Let us define an interesting object as a triple $(P, M, f)$ s.t.
- $(P, \preceq , ×)$ is a poset equipped with commutative monoid structure s.t. its neutral element $1\in P$ is minimal (i.e. for any $x\in P$ it's true that $1\preceq x$),
- $(M, +)$ is a commutative monoid,
- $f\colon P\to M$ is a map such that $f(1)=0$ and the implication $$(c\preceq x \ \text{and} \ c\preceq y \Leftrightarrow c =1) \Rightarrow f(x\times y)= f(x)+f(y)$$ holds.

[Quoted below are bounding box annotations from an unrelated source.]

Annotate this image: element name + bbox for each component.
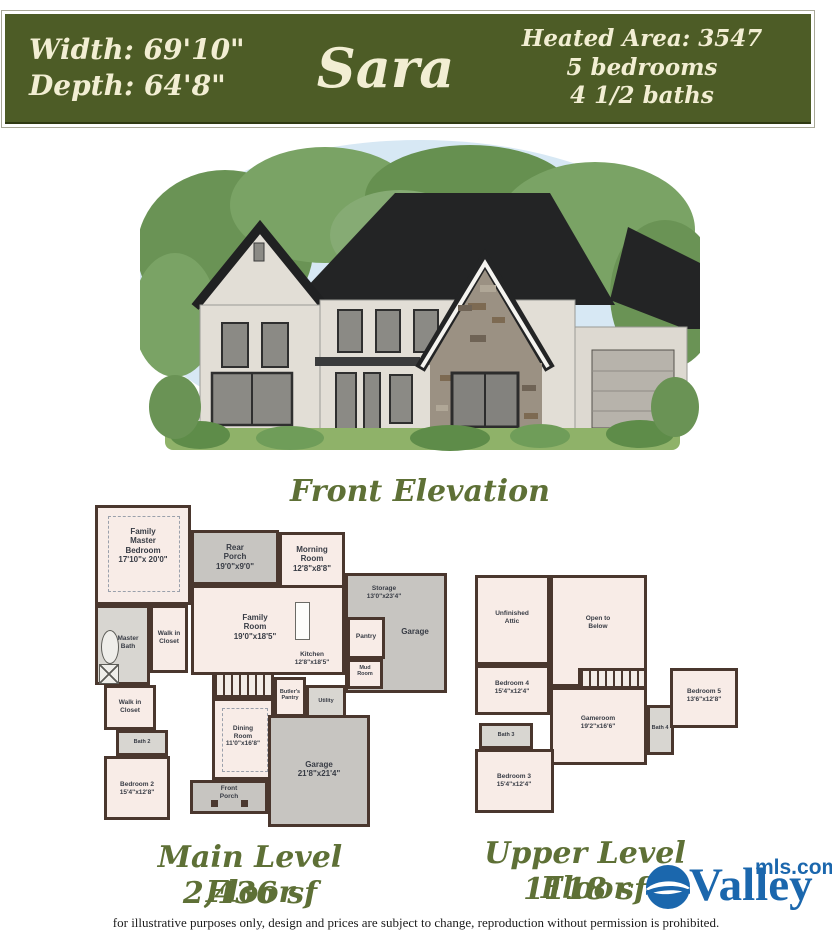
room-bedroom-3 (475, 749, 554, 813)
room-family-master-bedroom (95, 505, 191, 605)
room-bath-2 (116, 730, 168, 756)
heated-area-label: Heated Area: 3547 (507, 25, 777, 54)
room-master-bath (95, 605, 150, 685)
upper-level-plan: Unfinished Attic Open to Below Bedroom 4… (465, 575, 740, 815)
width-label: Width: 69'10" (29, 32, 264, 68)
room-walk-in-closet-b (104, 685, 156, 730)
room-morning-room (279, 532, 345, 588)
bathtub (101, 630, 119, 664)
room-rear-porch (191, 530, 279, 585)
kitchen-island (295, 602, 310, 640)
dining-ceiling-outline (222, 708, 268, 772)
room-family-kitchen (191, 585, 345, 675)
stairs-main (212, 672, 274, 698)
room-bedroom-4 (475, 665, 550, 715)
room-walk-in-closet-a (150, 605, 188, 673)
depth-label: Depth: 64'8" (29, 68, 264, 104)
plan-name-block: Sara (264, 36, 507, 100)
tray-ceiling-outline (108, 516, 180, 592)
room-garage-main (268, 715, 370, 827)
room-utility (306, 685, 346, 719)
valleymls-logo: Valley mls.com (645, 856, 832, 920)
shower (99, 664, 119, 684)
stairs-upper (578, 668, 647, 689)
specs-block: Heated Area: 3547 5 bedrooms 4 1/2 baths (507, 25, 811, 111)
room-butlers-pantry (274, 677, 306, 717)
room-bath-3 (479, 723, 533, 749)
front-elevation-caption: Front Elevation (270, 474, 570, 509)
logo-mls-text: mls.com (755, 856, 832, 880)
room-dining (212, 698, 274, 780)
flyer-page: Width: 69'10" Depth: 64'8" Sara Heated A… (0, 0, 832, 934)
porch-post (211, 800, 218, 807)
valleymls-globe-icon (645, 864, 691, 910)
main-level-area: 2,436 sf (110, 876, 390, 911)
room-gameroom (550, 687, 647, 765)
room-mud-room (347, 659, 383, 689)
room-front-porch (190, 780, 268, 814)
dimensions-block: Width: 69'10" Depth: 64'8" (5, 32, 264, 105)
main-level-plan: Family Master Bedroom 17'10"x 20'0" Rear… (90, 505, 462, 835)
plan-name: Sara (264, 36, 507, 100)
bedrooms-label: 5 bedrooms (507, 54, 777, 83)
room-unfinished-attic (475, 575, 550, 665)
porch-post (241, 800, 248, 807)
plan-info-banner: Width: 69'10" Depth: 64'8" Sara Heated A… (5, 14, 811, 124)
front-elevation-illustration (140, 135, 700, 480)
room-bedroom-5 (670, 668, 738, 728)
disclaimer-text: for illustrative purposes only, design a… (0, 915, 832, 931)
entry-doors (336, 373, 412, 429)
room-bedroom-2 (104, 756, 170, 820)
room-pantry (347, 617, 385, 659)
attic-vent (254, 243, 264, 261)
baths-label: 4 1/2 baths (507, 82, 777, 111)
porch-roof (315, 357, 420, 366)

It seems pretty nice observation that a measure on a set and arithmetic multiplicative functions (this object usually named as just "multiplicative functions" in number theory) may be seen as examples of interesting objects:
- If $P:= (\mathfrak{S} , \subseteq, \cup)$, where $\mathfrak{S}$ is a ring of subsets, $M:=([0,+\infty], +)$, then $f$ is a measure defined on the ring $\mathfrak{S}$,
- If $P:=(\mathbb{Z}_{>0}, \mid, \times)$, $M:=(\mathbb{Z}_{>0}, \times)$, then $f$ is an arithmetic multiplicative function.
Are the previous observations just a fancy coincidence or there really exist some deep and non-trivial connections between measures and arithmetic multiplicative functions?